Virtualization is a fine buzzword, but it means different things to different people. It can include remote access to resources, enabling of thin clients for workstation work, real-time collaboration, and streaming applications. There are still plenty of concerns about how this will work in practice. The entertainment industry, for instance, is worried about security but recognizes the advantages that can be realized from virtualization.
Jon Peddie Research (JPR) conducted a study on virtualization in the graphics industry, to gauge interest in the fast-rising technology. As part of the study, existing users of various forms of professional graphics software were surveyed. Of the 2,700 respondents, 93 percent said they were either “very interested,” “interested,” or “already doing it.” As JPR President Jon Peddie points out, that is “an absolutely astronomical percentage of positive responses.”
What about the seven percent who did not express interest in virtualization? The great majority cited lack of IT resources and support staff as the primary reason they have shied away from virtualization. Of those citing a positive opinion, 54 percent said they thought virtualization would “improve productivity,” while 32 percent said they thought virtualization would “save money.”
JPR estimates that the virtualization market will generate $1.8 billion in sales by 2018, and that may be a conservative estimate.

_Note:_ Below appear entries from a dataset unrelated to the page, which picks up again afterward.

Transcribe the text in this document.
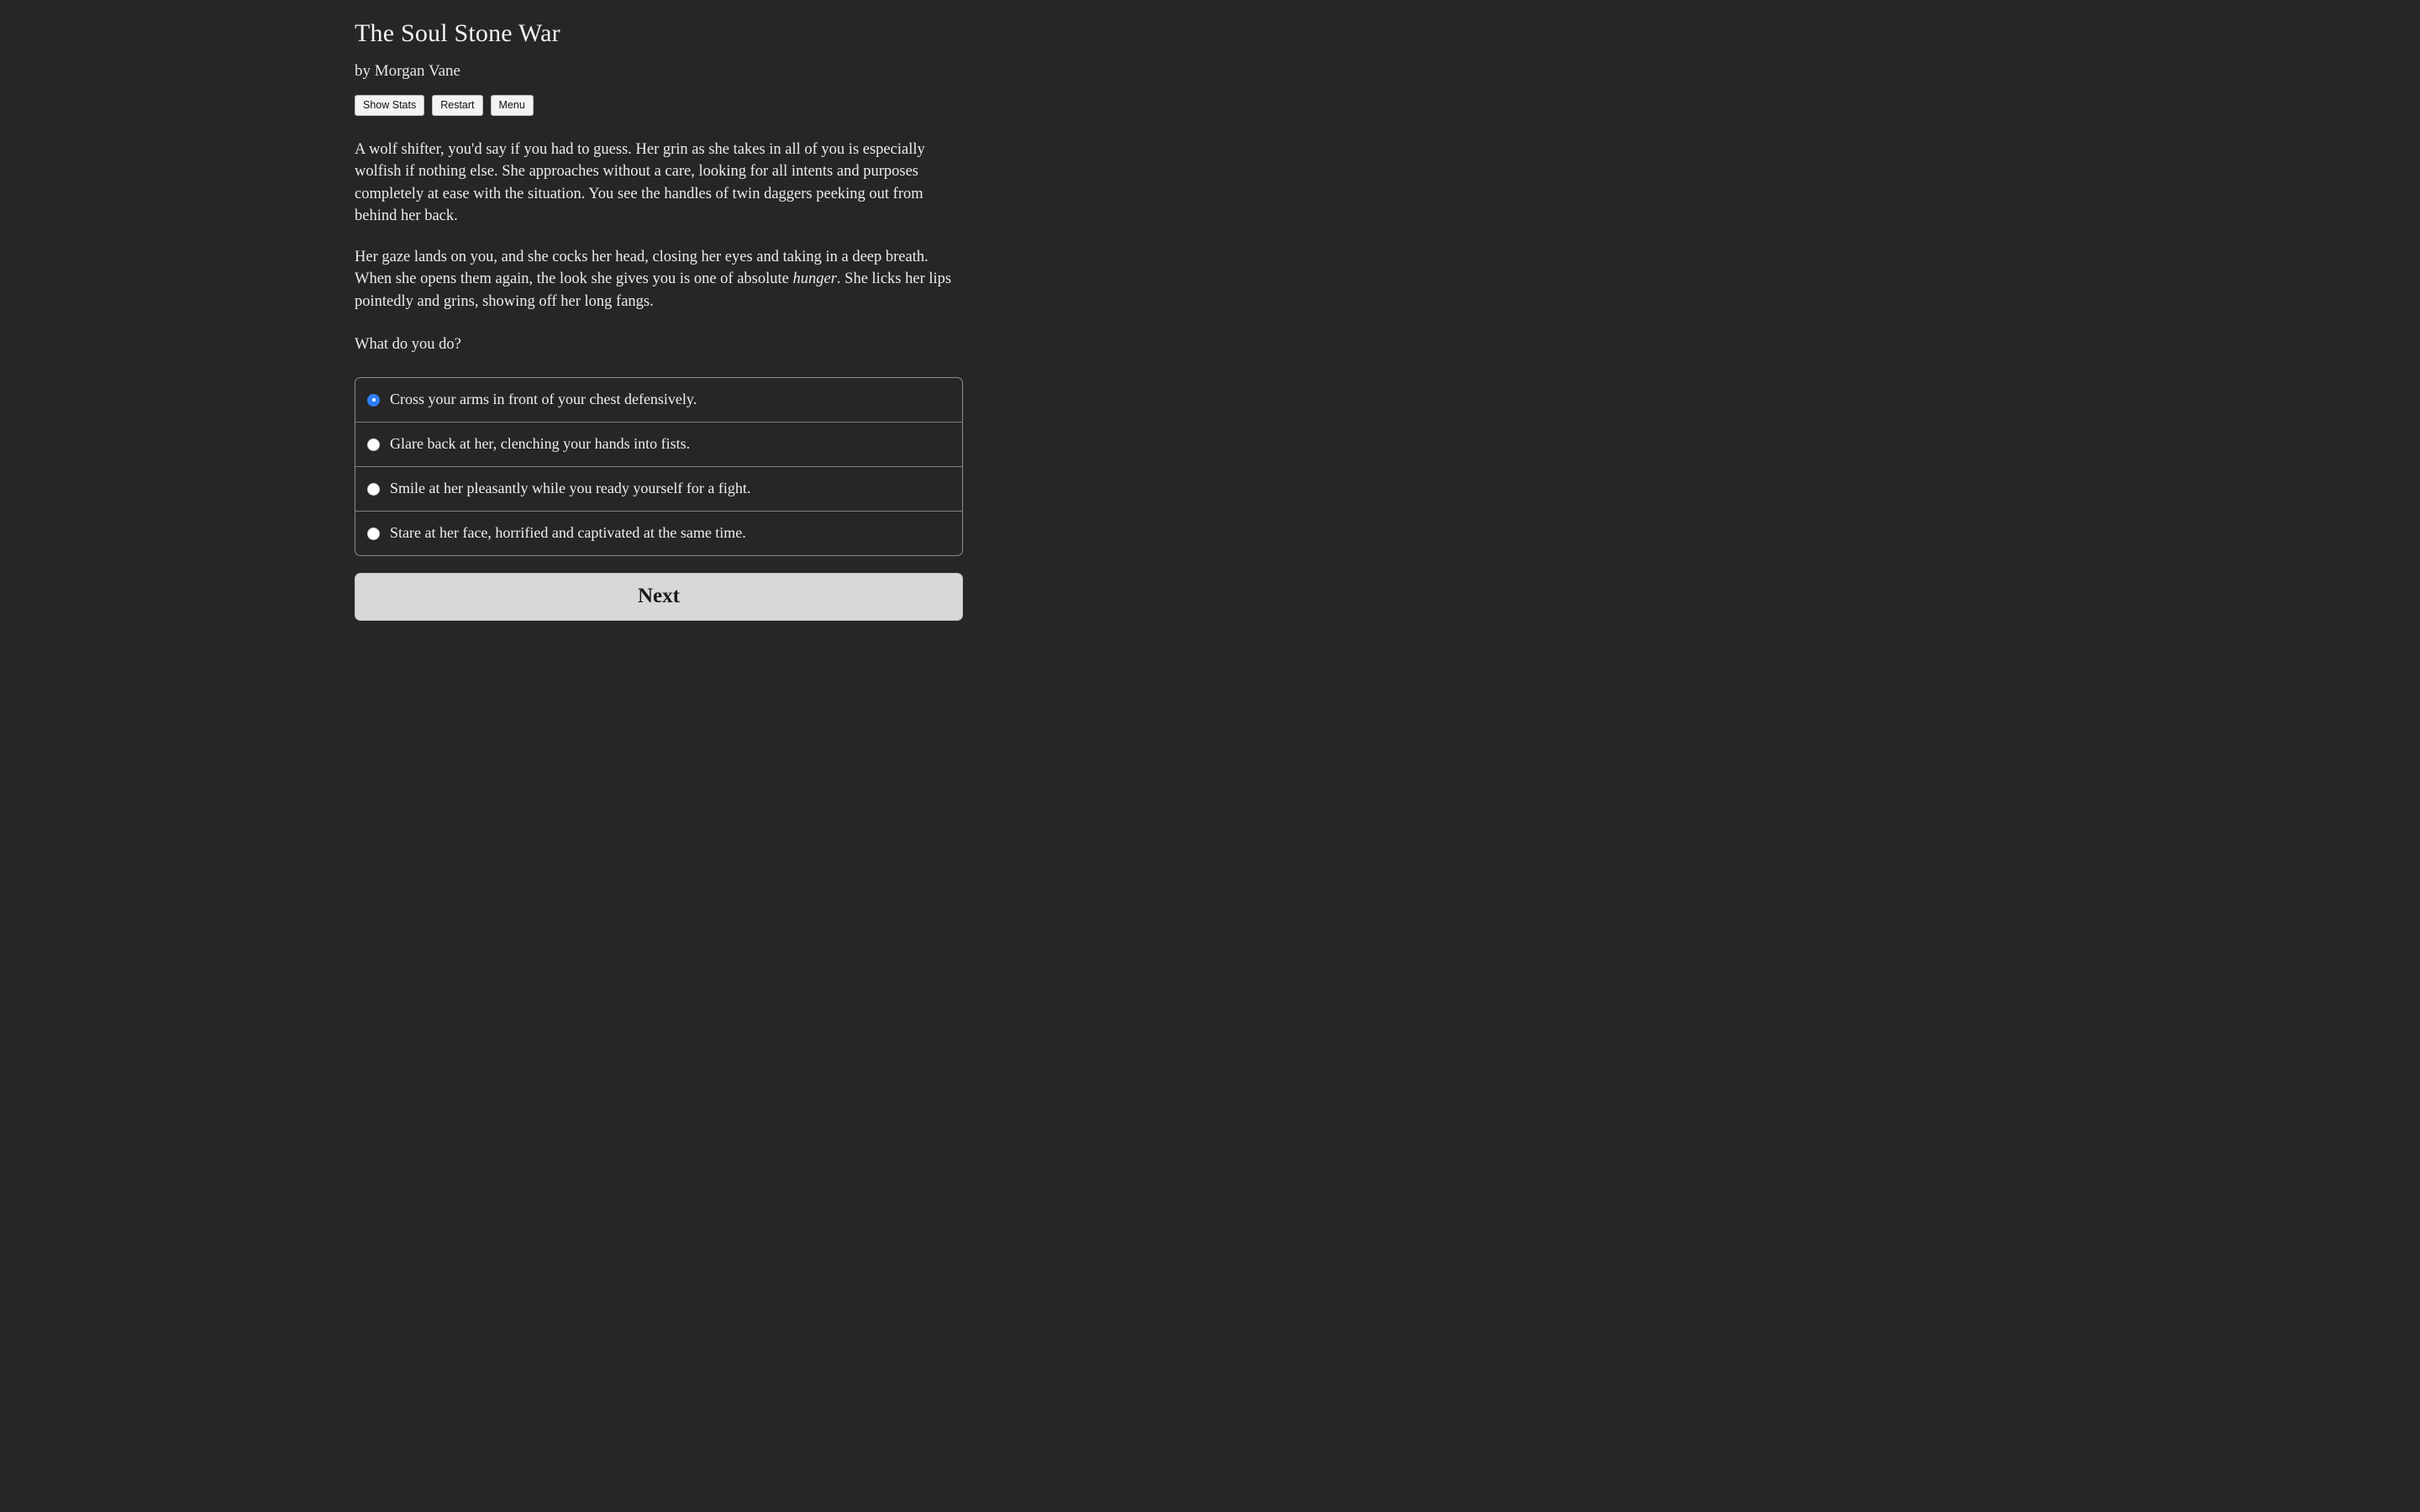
The Soul Stone War
by Morgan Vane
Show Stats	Restart	Menu

A wolf shifter, you'd say if you had to guess. Her grin as she takes in all of you is especially wolfish if nothing else. She approaches without a care, looking for all intents and purposes completely at ease with the situation. You see the handles of twin daggers peeking out from behind her back.

Her gaze lands on you, and she cocks her head, closing her eyes and taking in a deep breath. When she opens them again, the look she gives you is one of absolute hunger. She licks her lips pointedly and grins, showing off her long fangs.

What do you do?

Cross your arms in front of your chest defensively.
Glare back at her, clenching your hands into fists.
Smile at her pleasantly while you ready yourself for a fight.
Stare at her face, horrified and captivated at the same time.
Next
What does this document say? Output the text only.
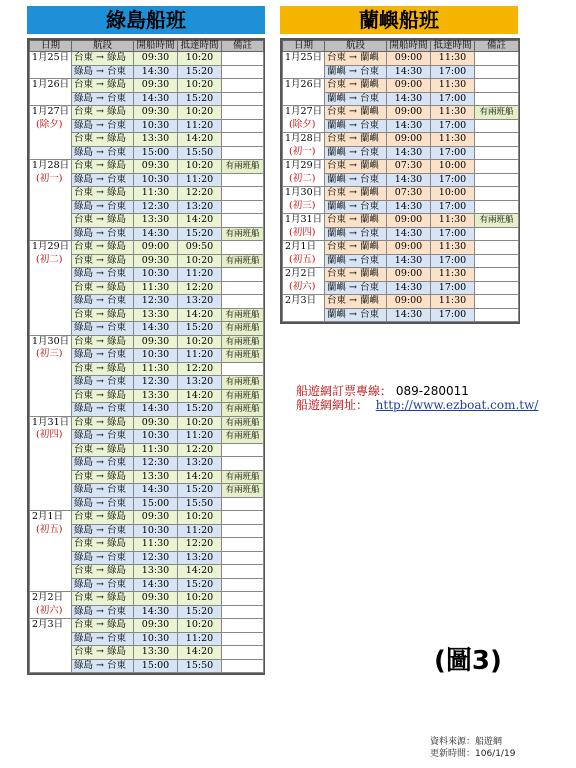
綠島船班
日期	航段	開船時間	抵達時間	備註
1月25日	台東 → 綠島	09:30	10:20	
	綠島 → 台東	14:30	15:20	
1月26日	台東 → 綠島	09:30	10:20	
	綠島 → 台東	14:30	15:20	
1月27日
(除夕)	台東 → 綠島	09:30	10:20	
	綠島 → 台東	10:30	11:20	
	台東 → 綠島	13:30	14:20	
	綠島 → 台東	15:00	15:50	
1月28日
(初一)	台東 → 綠島	09:30	10:20	有兩班船
	綠島 → 台東	10:30	11:20	
	台東 → 綠島	11:30	12:20	
	綠島 → 台東	12:30	13:20	
	台東 → 綠島	13:30	14:20	
	綠島 → 台東	14:30	15:20	有兩班船
1月29日
(初二)	台東 → 綠島	09:00	09:50	
	台東 → 綠島	09:30	10:20	有兩班船
	綠島 → 台東	10:30	11:20	
	台東 → 綠島	11:30	12:20	
	綠島 → 台東	12:30	13:20	
	台東 → 綠島	13:30	14:20	有兩班船
	綠島 → 台東	14:30	15:20	有兩班船
1月30日
(初三)	台東 → 綠島	09:30	10:20	有兩班船
	綠島 → 台東	10:30	11:20	有兩班船
	台東 → 綠島	11:30	12:20	
	綠島 → 台東	12:30	13:20	有兩班船
	台東 → 綠島	13:30	14:20	有兩班船
	綠島 → 台東	14:30	15:20	有兩班船
1月31日
(初四)	台東 → 綠島	09:30	10:20	有兩班船
	綠島 → 台東	10:30	11:20	有兩班船
	台東 → 綠島	11:30	12:20	
	綠島 → 台東	12:30	13:20	
	台東 → 綠島	13:30	14:20	有兩班船
	綠島 → 台東	14:30	15:20	有兩班船
	綠島 → 台東	15:00	15:50	
2月1日
(初五)	台東 → 綠島	09:30	10:20	
	綠島 → 台東	10:30	11:20	
	台東 → 綠島	11:30	12:20	
	綠島 → 台東	12:30	13:20	
	台東 → 綠島	13:30	14:20	
	綠島 → 台東	14:30	15:20	
2月2日
(初六)	台東 → 綠島	09:30	10:20	
	綠島 → 台東	14:30	15:20	
2月3日	台東 → 綠島	09:30	10:20	
	綠島 → 台東	10:30	11:20	
	台東 → 綠島	13:30	14:20	
	綠島 → 台東	15:00	15:50	
蘭嶼船班
日期	航段	開船時間	抵達時間	備註
1月25日	台東 → 蘭嶼	09:00	11:30	
	蘭嶼 → 台東	14:30	17:00	
1月26日	台東 → 蘭嶼	09:00	11:30	
	蘭嶼 → 台東	14:30	17:00	
1月27日
(除夕)	台東 → 蘭嶼	09:00	11:30	有兩班船
	蘭嶼 → 台東	14:30	17:00	
1月28日
(初一)	台東 → 蘭嶼	09:00	11:30	
	蘭嶼 → 台東	14:30	17:00	
1月29日
(初二)	台東 → 蘭嶼	07:30	10:00	
	蘭嶼 → 台東	14:30	17:00	
1月30日
(初三)	台東 → 蘭嶼	07:30	10:00	
	蘭嶼 → 台東	14:30	17:00	
1月31日
(初四)	台東 → 蘭嶼	09:00	11:30	有兩班船
	蘭嶼 → 台東	14:30	17:00	
2月1日
(初五)	台東 → 蘭嶼	09:00	11:30	
	蘭嶼 → 台東	14:30	17:00	
2月2日
(初六)	台東 → 蘭嶼	09:00	11:30	
	蘭嶼 → 台東	14:30	17:00	
2月3日	台東 → 蘭嶼	09:00	11:30	
	蘭嶼 → 台東	14:30	17:00	
船遊網訂票專線： 089-280011
船遊網網址： http://www.ezboat.com.tw/
(圖3)
資料來源：船遊網
更新時間：106/1/19
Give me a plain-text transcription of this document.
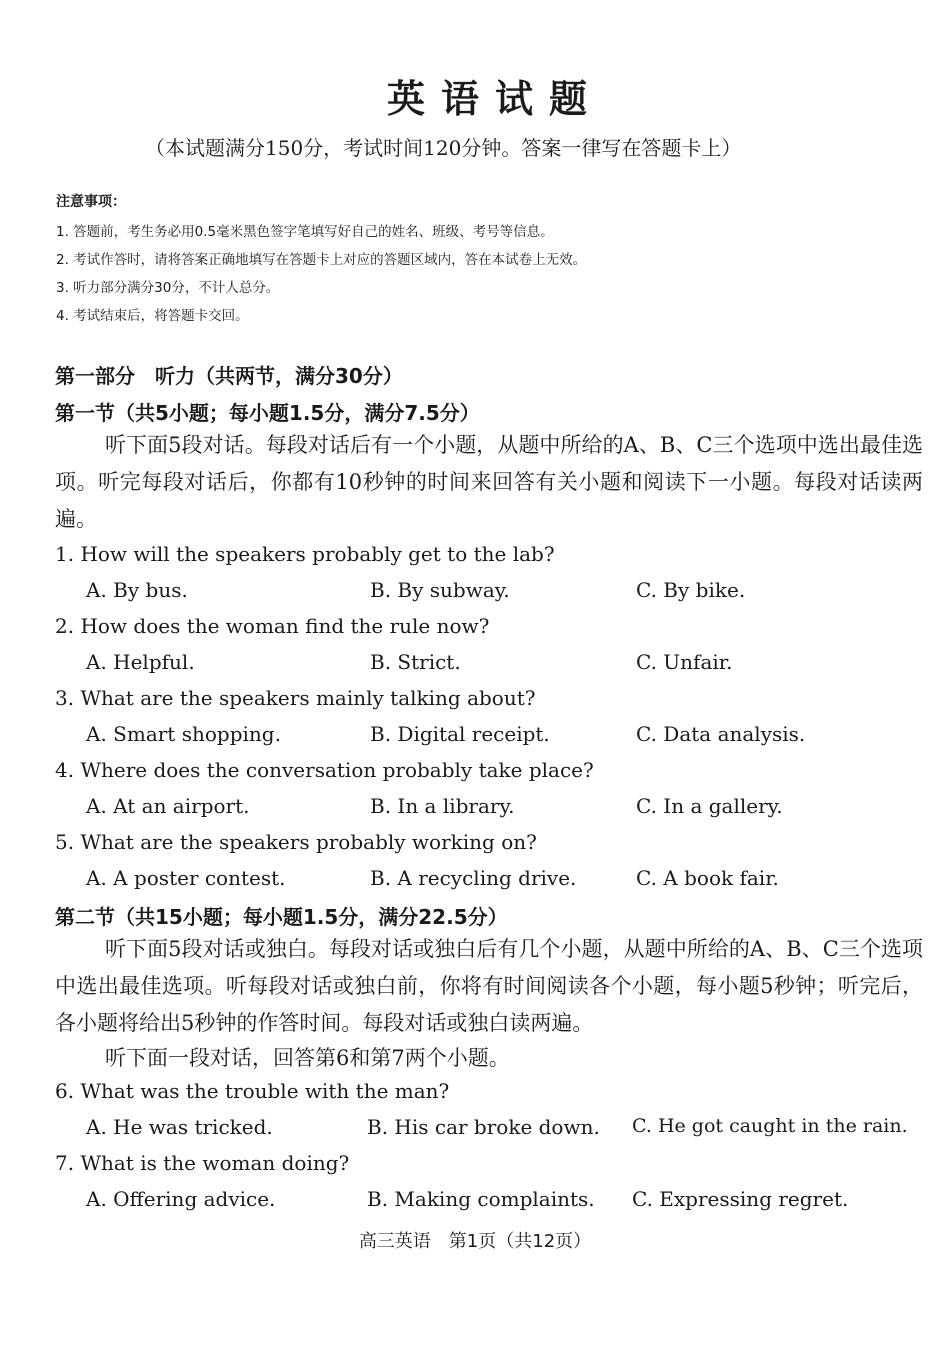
英语试题
（本试题满分150分，考试时间120分钟。答案一律写在答题卡上）
注意事项：
1. 答题前，考生务必用0.5毫米黑色签字笔填写好自己的姓名、班级、考号等信息。
2. 考试作答时，请将答案正确地填写在答题卡上对应的答题区域内，答在本试卷上无效。
3. 听力部分满分30分，不计人总分。
4. 考试结束后，将答题卡交回。
第一部分　听力（共两节，满分30分）
第一节（共5小题；每小题1.5分，满分7.5分）
听下面5段对话。每段对话后有一个小题，从题中所给的A、B、C三个选项中选出最佳选项。听完每段对话后，你都有10秒钟的时间来回答有关小题和阅读下一小题。每段对话读两遍。
1. How will the speakers probably get to the lab?
A. By bus.	B. By subway.	C. By bike.
2. How does the woman find the rule now?
A. Helpful.	B. Strict.	C. Unfair.
3. What are the speakers mainly talking about?
A. Smart shopping.	B. Digital receipt.	C. Data analysis.
4. Where does the conversation probably take place?
A. At an airport.	B. In a library.	C. In a gallery.
5. What are the speakers probably working on?
A. A poster contest.	B. A recycling drive.	C. A book fair.
第二节（共15小题；每小题1.5分，满分22.5分）
听下面5段对话或独白。每段对话或独白后有几个小题，从题中所给的A、B、C三个选项中选出最佳选项。听每段对话或独白前，你将有时间阅读各个小题，每小题5秒钟；听完后，各小题将给出5秒钟的作答时间。每段对话或独白读两遍。
听下面一段对话，回答第6和第7两个小题。
6. What was the trouble with the man?
A. He was tricked.	B. His car broke down. C. He got caught in the rain.
7. What is the woman doing?
A. Offering advice.	B. Making complaints. C. Expressing regret.
高三英语　第1页（共12页）
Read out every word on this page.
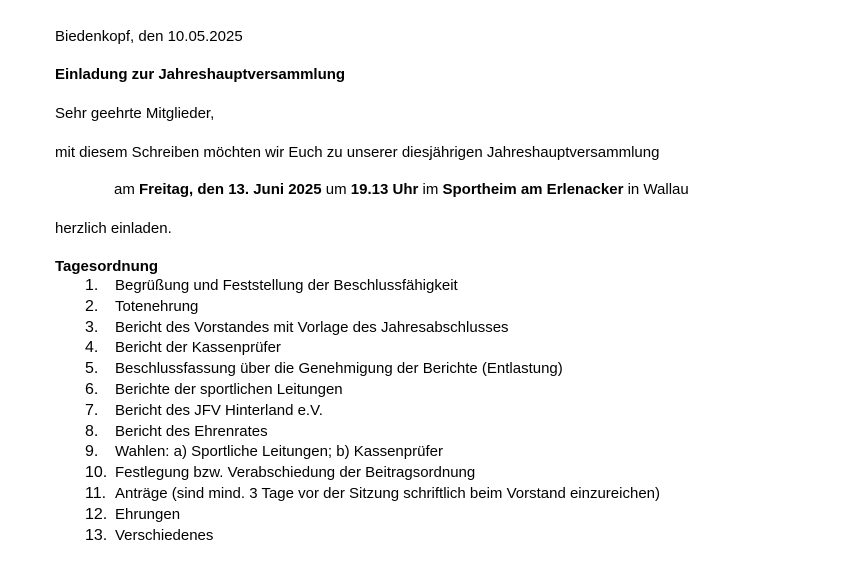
Biedenkopf, den 10.05.2025
Einladung zur Jahreshauptversammlung
Sehr geehrte Mitglieder,
mit diesem Schreiben möchten wir Euch zu unserer diesjährigen Jahreshauptversammlung
am Freitag, den 13. Juni 2025 um 19.13 Uhr im Sportheim am Erlenacker in Wallau
herzlich einladen.
Tagesordnung
1.	Begrüßung und Feststellung der Beschlussfähigkeit
2.	Totenehrung
3.	Bericht des Vorstandes mit Vorlage des Jahresabschlusses
4.	Bericht der Kassenprüfer
5.	Beschlussfassung über die Genehmigung der Berichte (Entlastung)
6.	Berichte der sportlichen Leitungen
7.	Bericht des JFV Hinterland e.V.
8.	Bericht des Ehrenrates
9.	Wahlen: a) Sportliche Leitungen; b) Kassenprüfer
10. Festlegung bzw. Verabschiedung der Beitragsordnung
11. Anträge (sind mind. 3 Tage vor der Sitzung schriftlich beim Vorstand einzureichen)
12. Ehrungen
13. Verschiedenes
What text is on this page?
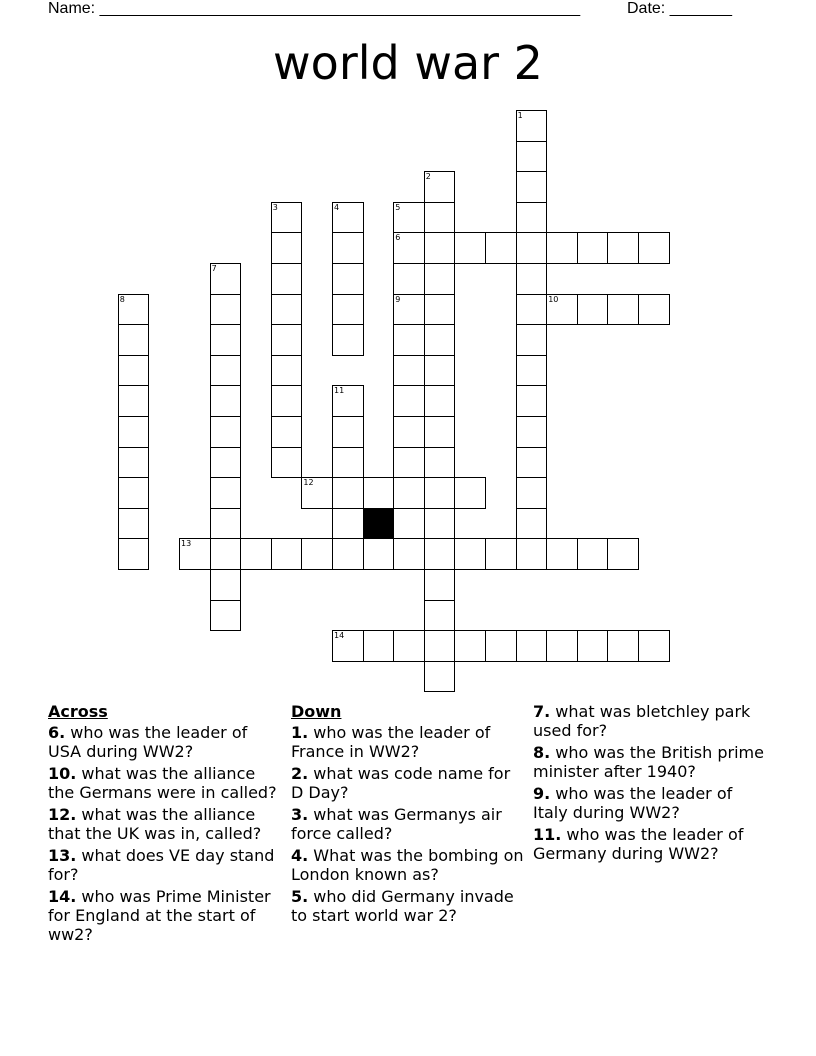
Name: ______________________________________________________	Date: _______
world war 2
1
2
3	4	5
6
9
7
8	10
11
12
13
14
Across
6. who was the leader of USA during WW2?
10. what was the alliance the Germans were in called?
12. what was the alliance that the UK was in, called?
13. what does VE day stand for?
14. who was Prime Minister for England at the start of ww2?
Down
1. who was the leader of France in WW2?
2. what was code name for D Day?
3. what was Germanys air force called?
4. What was the bombing on London known as?
5. who did Germany invade to start world war 2?
7. what was bletchley park used for?
8. who was the British prime minister after 1940?
9. who was the leader of Italy during WW2?
11. who was the leader of Germany during WW2?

Virtualization in the Studio
One visual effects powerhouse that uses virtualization and remote computing is Industrial Light & Magic (ILM), now part of the Disney family following the acquisition of most companies owned by George Lucas. In fact, Disney also uses virtualization and remote computing. For a recent project, ILM needed graphic artists and animators in the San Francisco Bay Area but could not find enough to meet their demand. So, ILM rented a building in Los Angeles, installed zero-client computer stations, and hired LA-based artists supported by the IT infrastructure in the Bay Area facility.
“We worry about efficiency,” says ILM’s Kevin Clark. He notes how the company’s efficient use of IT resources made joining the Disney family easier than might have been expected.
Lincoln Wallen, chief technical officer at DreamWorks Animation, says the studio approaches IT from a “Compute-as-a-Service and Data-as-a-Service mindset: Scaling, productivity, and savings are a fact for us.”
DreamWorks uses many software products it creates in-house. “Now we can architect software with virtualization in mind,” Wallen says. He notes that DreamWorks’ animation projects are getting more complicated, “but now they are also cheaper to make.” The studio puts a strong focus on “getting compute off the workstation,” so that workloads are not constrained by the limits of individual workstations.
Pixar also uses virtualization but sees it as a tool to provide additional IT flexibility during projects. “We have some success using Amazon as a provider,” says John Kirkman, director of systems network infrastructure, “but we are not getting rid of our in-house server farm.”
Kirkman notes there is considerable utility in having a virtualized server farm on hand. “Our rendering farm is 98 percent efficient; our workstations are 10 percent efficient,” he says. Of Pixar’s 800 workstation users, almost half have a second workstation at hand, and that second workstation is “way underutilized,” he notes.
Habib Zargarpour recently became the head of Microsoft Studios, and says his viewpoint on virtualization comes in large part from the many artists across the globe working on Microsoft Xbox games, artists who are independent contractors, not employees. “We do massive collaboration, and we are really feeling the need for better connections and less travel,” he says. In fact, Microsoft Studios plans to aggressively invest in virtualization in the coming months, Zargarpour adds.
OTOY is a start-up software developer juggling several projects, all aimed at maximizing compute resources by harnessing the power of graphics processing units (GPUs) for “intense” computation activities, including rendering.
OTOY CEO Jules Urbach says his company’s newest product, X.IO, packages desktop applications for streaming. It can take advantage of multiple GPUs from both Nvidia and AMD to spread OpenCL jobs over multiple computers. “The future is apps as services, to mix and match as needed,” he says. “Monetization [of software] will be very different.”
JPR’s interviews of the users of virtualization in the industry found everyone assumed that virtualization is a powerful IT trend that can save money, streamline processes, and increase both human and computer efficiency. However, the companies vary in how they have implemented virtualization. The general consensus was that full speed ahead is not fast enough.
For most companies, efficiency sounds nice, but in the end it comes down to dollars. DreamWorks’ Wallen offers the most interesting insight of the day. “We examined workflows; we did tests at scale [on using virtualization technology],” he says, noting the group proved that the processes could save money. So he got the green light to constrain expenditures to force adoption.
“We want one-half of efficiency going on the screen and one-half on the bottom line,” Wallen says.